Re:Missing option (Score:4, Interesting)
hello,
my caffeine headache come from dehydration when ive had too much, as son as i start drinking water instead of coffe headache diappears
my 2 cents
olive
Re:Missing option (Score:4, Interesting)
Actually I intentionally don't drink coffee, don't want to get sucked in and addicted to it and I stopped drinking soda 2.5 years ago to be healthier.
You may want to rethink getting addicted to coffee as something unhealthy. By and large, the medical & scientific community seem to agree that for most people, the health benefits of drinking coffee [google.com] outweigh the risks.
Re:Missing option (Score:2, Interesting)
Re:Missing option (Score:5, Interesting)
Not jittery and don't want to be that way....
Actually I intentionally don't drink coffee, don't want to get sucked in and addicted to it and I stopped drinking soda 2.5 years ago to be healthier.
I've bailed on Coffee again. I find too much caffeine makes me edgy and irritable. A light dose from Green Tea is sufficient for most work days. So I have Green Tea with Coconut or Green Tea with Apricot, saving Genmaicha for special days when I want something with a richer taste.
I had a major caffeine dependency in the mid 1990's, going through a pound of Kona in about a week to a week and a half. The stuff I drank was like tar and what I didn't have during breakfast went into a large travel mug with me to work, which I'd sip throughout the day. I was working 14-16 hour days and ruining my physical and mental health, with caffeine as the enabling agent. When I finally wrapped up the projects which were at the core of my labors I took a long weekend, without coffee and realized what I had sunk to and was allowing to happen to myself to meet other people's goals. I started looking for a new place to work, where I could put in 8 hours, get some sun and exercise, enjoy a bit of life and not spend Saturdays going through detox, only to restart the cycle on Monday mornings.

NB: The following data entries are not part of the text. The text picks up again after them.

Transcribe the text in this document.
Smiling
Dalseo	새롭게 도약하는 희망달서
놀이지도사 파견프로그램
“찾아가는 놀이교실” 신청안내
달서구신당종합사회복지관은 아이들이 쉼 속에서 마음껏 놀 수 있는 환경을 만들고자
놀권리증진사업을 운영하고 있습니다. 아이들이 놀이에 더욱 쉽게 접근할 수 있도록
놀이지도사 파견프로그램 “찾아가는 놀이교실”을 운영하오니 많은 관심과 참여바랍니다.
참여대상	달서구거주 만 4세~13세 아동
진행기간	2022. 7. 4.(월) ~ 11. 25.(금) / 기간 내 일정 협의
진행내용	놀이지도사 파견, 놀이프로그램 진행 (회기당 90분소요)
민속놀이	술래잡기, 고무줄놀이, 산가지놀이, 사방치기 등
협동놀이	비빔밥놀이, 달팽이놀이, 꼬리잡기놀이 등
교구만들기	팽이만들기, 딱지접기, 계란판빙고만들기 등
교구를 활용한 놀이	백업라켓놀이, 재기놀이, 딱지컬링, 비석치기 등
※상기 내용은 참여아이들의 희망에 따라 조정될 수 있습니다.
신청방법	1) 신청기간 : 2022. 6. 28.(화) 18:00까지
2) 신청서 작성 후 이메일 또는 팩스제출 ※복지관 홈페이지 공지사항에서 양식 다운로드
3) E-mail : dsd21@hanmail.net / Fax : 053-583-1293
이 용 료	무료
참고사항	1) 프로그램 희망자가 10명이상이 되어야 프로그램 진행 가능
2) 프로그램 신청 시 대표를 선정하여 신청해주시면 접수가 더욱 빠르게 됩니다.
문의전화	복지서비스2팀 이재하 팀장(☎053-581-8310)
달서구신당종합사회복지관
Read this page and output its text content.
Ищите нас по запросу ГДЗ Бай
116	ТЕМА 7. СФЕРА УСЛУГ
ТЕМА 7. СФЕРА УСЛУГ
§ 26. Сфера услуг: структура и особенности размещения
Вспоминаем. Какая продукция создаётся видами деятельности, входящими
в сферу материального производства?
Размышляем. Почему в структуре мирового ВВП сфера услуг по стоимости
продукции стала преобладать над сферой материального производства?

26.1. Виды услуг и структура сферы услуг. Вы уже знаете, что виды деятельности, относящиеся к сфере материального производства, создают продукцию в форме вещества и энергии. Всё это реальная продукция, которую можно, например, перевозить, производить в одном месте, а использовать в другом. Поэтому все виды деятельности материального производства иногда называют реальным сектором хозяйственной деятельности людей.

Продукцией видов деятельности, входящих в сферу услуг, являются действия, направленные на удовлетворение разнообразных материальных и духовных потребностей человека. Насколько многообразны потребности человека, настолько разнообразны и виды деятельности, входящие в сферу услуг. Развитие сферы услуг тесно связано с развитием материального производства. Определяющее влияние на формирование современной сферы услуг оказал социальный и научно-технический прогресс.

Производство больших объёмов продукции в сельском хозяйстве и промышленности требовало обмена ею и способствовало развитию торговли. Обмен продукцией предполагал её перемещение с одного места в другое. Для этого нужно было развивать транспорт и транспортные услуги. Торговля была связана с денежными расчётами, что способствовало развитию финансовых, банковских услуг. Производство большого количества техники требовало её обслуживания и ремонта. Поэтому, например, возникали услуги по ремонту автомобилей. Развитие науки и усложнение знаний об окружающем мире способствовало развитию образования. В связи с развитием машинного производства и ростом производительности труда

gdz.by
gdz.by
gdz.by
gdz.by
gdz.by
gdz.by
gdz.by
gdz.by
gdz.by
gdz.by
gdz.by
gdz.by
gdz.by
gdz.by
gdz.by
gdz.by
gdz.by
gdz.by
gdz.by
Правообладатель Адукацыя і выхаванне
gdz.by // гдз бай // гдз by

For my tastes Starbucks makes their coffee far to strong. A medium cup will usually last me 2 days. When I make my own coffee it's fairly thin as the first hit of caffeine has the greatest impact, with a declining rate of return on successive sips. Loading the body up with caffeine at some point has no other effect then to channel body energies into overriding it - which creates the physical wreck I once was.